An exhibition by artist Susie Reade comes to the Thurso Gallery this weekend (April 30).

The artist has created new work illustrating the extraordinary story of her mother, Lavinia Ponsonby, who went on an Arctic convoy during World War Two.

It was a journey which took the 24-year-old from Loch Ewe near Ullapool to Moscow via Archangel to take up a post at the British Embassy there.

She refers in her diaries to some of the most notorious events of the war such as the sinking of the German battleship Tirpitz – which was a great relief to her as it was a threat to the convoy – and describes how she witnessed live action air and naval engagements which came perilously close to the merchant ship on which she was sailing.

Susie said: “My mother was among the first women to make the treacherous voyage by merchant ship in an Arctic convoy, numbered JW58. The convoy sailed from Loch Ewe, just 50 miles from Ullapool in northwest Scotland.

“The ships sailed north in March 1944 into the Arctic Circle and finally crunched their way through the ice to dock in the port of Archangel. From there Lavinia boarded a train to Moscow to work in the British Embassy for the Ministry of Information.

“Seventy five years on I began to follow in her footsteps, researching, drawing and painting as I went. The result is a series of monotone oil paintings of inhospitable seascapes, weapons and defences and of the intimate objects which helped her survive the journey.

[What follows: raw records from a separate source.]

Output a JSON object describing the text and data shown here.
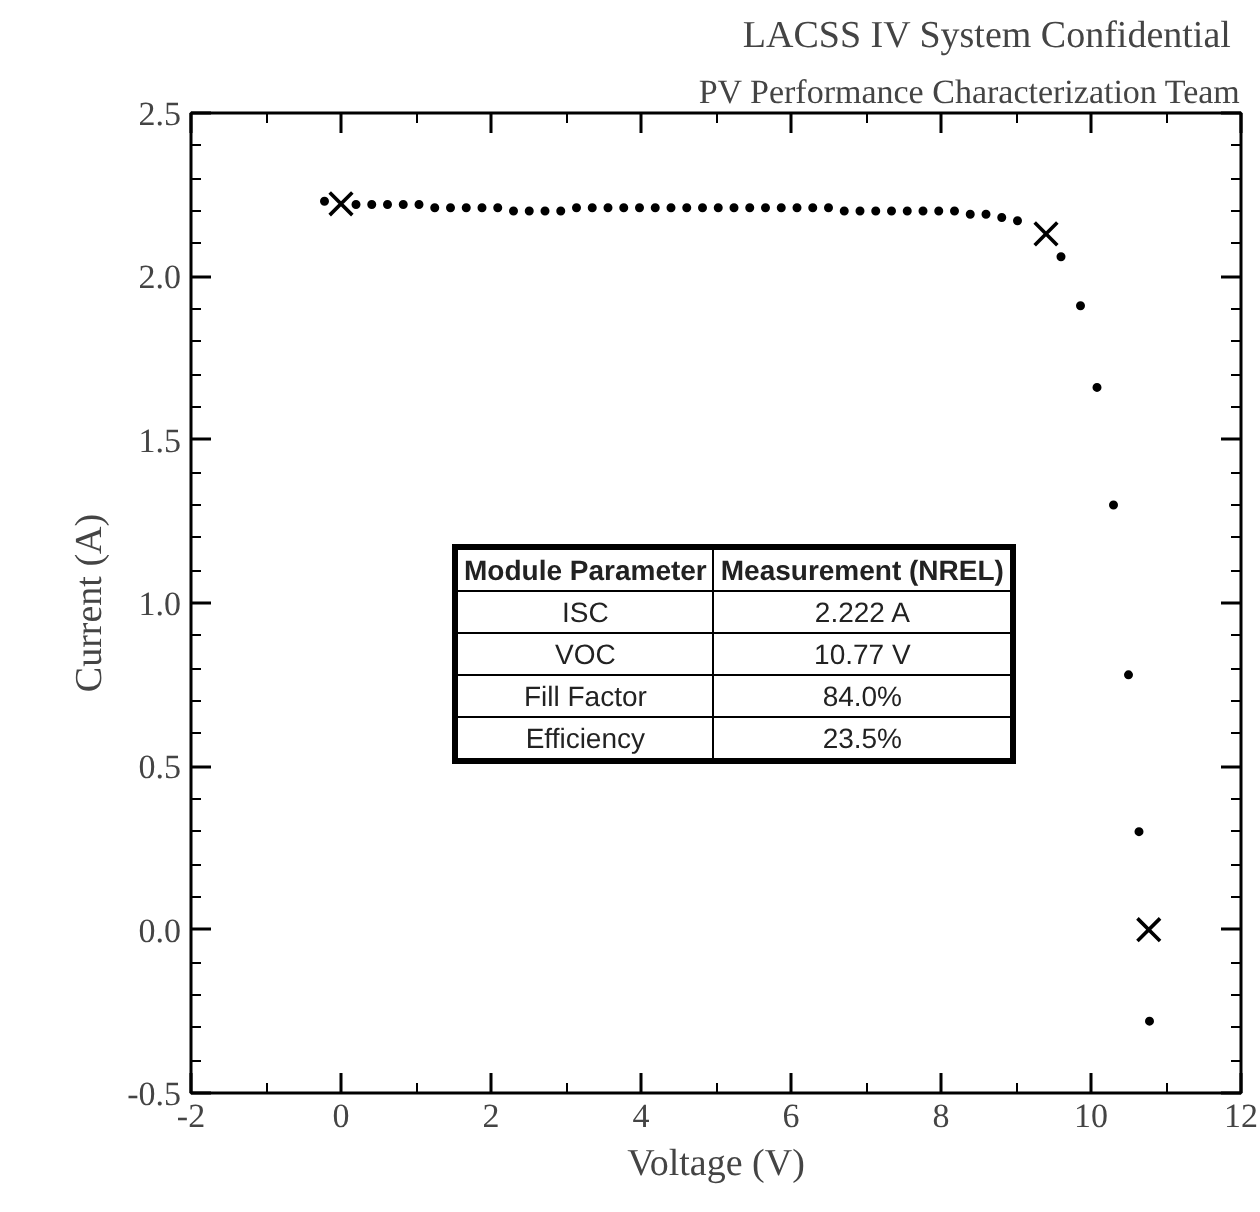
{
  "chart_data": {
    "type": "scatter",
    "title": "LACSS IV System  Confidential",
    "subtitle": "PV Performance Characterization Team",
    "xlabel": "Voltage (V)",
    "ylabel": "Current (A)",
    "xlim": [
      -2,
      12
    ],
    "ylim": [
      -0.5,
      2.5
    ],
    "xticks": [
      -2,
      0,
      2,
      4,
      6,
      8,
      10,
      12
    ],
    "yticks": [
      -0.5,
      {
        "value": 0,
        "label": "0.0"
      },
      0.5,
      {
        "value": 1,
        "label": "1.0"
      },
      1.5,
      {
        "value": 2,
        "label": "2.0"
      },
      2.5
    ],
    "grid": false,
    "series": [
      {
        "color": "#000000",
        "marker": "circle",
        "x": [
          -0.22,
          0.2,
          0.41,
          0.62,
          0.83,
          1.04,
          1.25,
          1.46,
          1.67,
          1.88,
          2.09,
          2.3,
          2.51,
          2.72,
          2.93,
          3.14,
          3.35,
          3.56,
          3.77,
          3.98,
          4.19,
          4.4,
          4.61,
          4.82,
          5.03,
          5.24,
          5.45,
          5.66,
          5.87,
          6.08,
          6.29,
          6.5,
          6.71,
          6.92,
          7.13,
          7.34,
          7.55,
          7.76,
          7.97,
          8.18,
          8.39,
          8.6,
          8.81,
          9.02,
          9.6,
          9.86,
          10.08,
          10.3,
          10.5,
          10.64,
          10.78
        ],
        "values": [
          2.23,
          2.22,
          2.22,
          2.22,
          2.22,
          2.22,
          2.21,
          2.21,
          2.21,
          2.21,
          2.21,
          2.2,
          2.2,
          2.2,
          2.2,
          2.21,
          2.21,
          2.21,
          2.21,
          2.21,
          2.21,
          2.21,
          2.21,
          2.21,
          2.21,
          2.21,
          2.21,
          2.21,
          2.21,
          2.21,
          2.21,
          2.21,
          2.2,
          2.2,
          2.2,
          2.2,
          2.2,
          2.2,
          2.2,
          2.2,
          2.19,
          2.19,
          2.18,
          2.17,
          2.06,
          1.91,
          1.66,
          1.3,
          0.78,
          0.3,
          -0.28
        ]
      },
      {
        "color": "#000000",
        "marker": "cross",
        "x": [
          0.0,
          9.4,
          10.77
        ],
        "values": [
          2.222,
          2.13,
          0.0
        ]
      }
    ],
    "annotations": [
      "Module Parameter",
      "Measurement (NREL)",
      "ISC",
      "2.222 A",
      "VOC",
      "10.77 V",
      "Fill Factor",
      "84.0%",
      "Efficiency",
      "23.5%"
    ]
  }
}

“This exhibition combines short, typed excerpts from Lavinia’s diary with my paintings. These are in oil paint on calico backed paper and like wartime maps they are displayed unframed. Although bleak they are beautiful.”

Exhibitions Officer Cathy Shankland said: “This is a fascinating story and is evocatively interpreted by Susie Reade in her paintings.

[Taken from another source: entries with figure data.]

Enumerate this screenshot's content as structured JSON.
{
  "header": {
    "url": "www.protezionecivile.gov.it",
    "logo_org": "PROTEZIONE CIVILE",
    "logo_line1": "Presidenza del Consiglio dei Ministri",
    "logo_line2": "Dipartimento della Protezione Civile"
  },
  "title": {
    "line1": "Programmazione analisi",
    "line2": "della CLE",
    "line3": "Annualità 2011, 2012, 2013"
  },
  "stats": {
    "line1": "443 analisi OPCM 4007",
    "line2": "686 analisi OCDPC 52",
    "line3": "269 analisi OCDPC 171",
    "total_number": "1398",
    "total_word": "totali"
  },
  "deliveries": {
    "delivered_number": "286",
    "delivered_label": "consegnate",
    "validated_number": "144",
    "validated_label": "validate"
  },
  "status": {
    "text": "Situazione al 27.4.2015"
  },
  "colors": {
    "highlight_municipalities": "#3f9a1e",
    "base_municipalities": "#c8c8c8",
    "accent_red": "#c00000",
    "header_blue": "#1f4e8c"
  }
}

“We are delighted to be able to show them at the Thurso Gallery. The story and artworks demonstrate the extraordinary bravery and stoicism of our parents’ and grandparents’ generations who lived through such unsettled times and will have resonances for many of our visitors.

“The exhibition is a reminder of how grateful we should be to live in a time of peace and a reminder, especially in view of world events today – of how fragile peace can be.”

The exhibition is on show at Thurso Gallery, Thurso Library until June 25.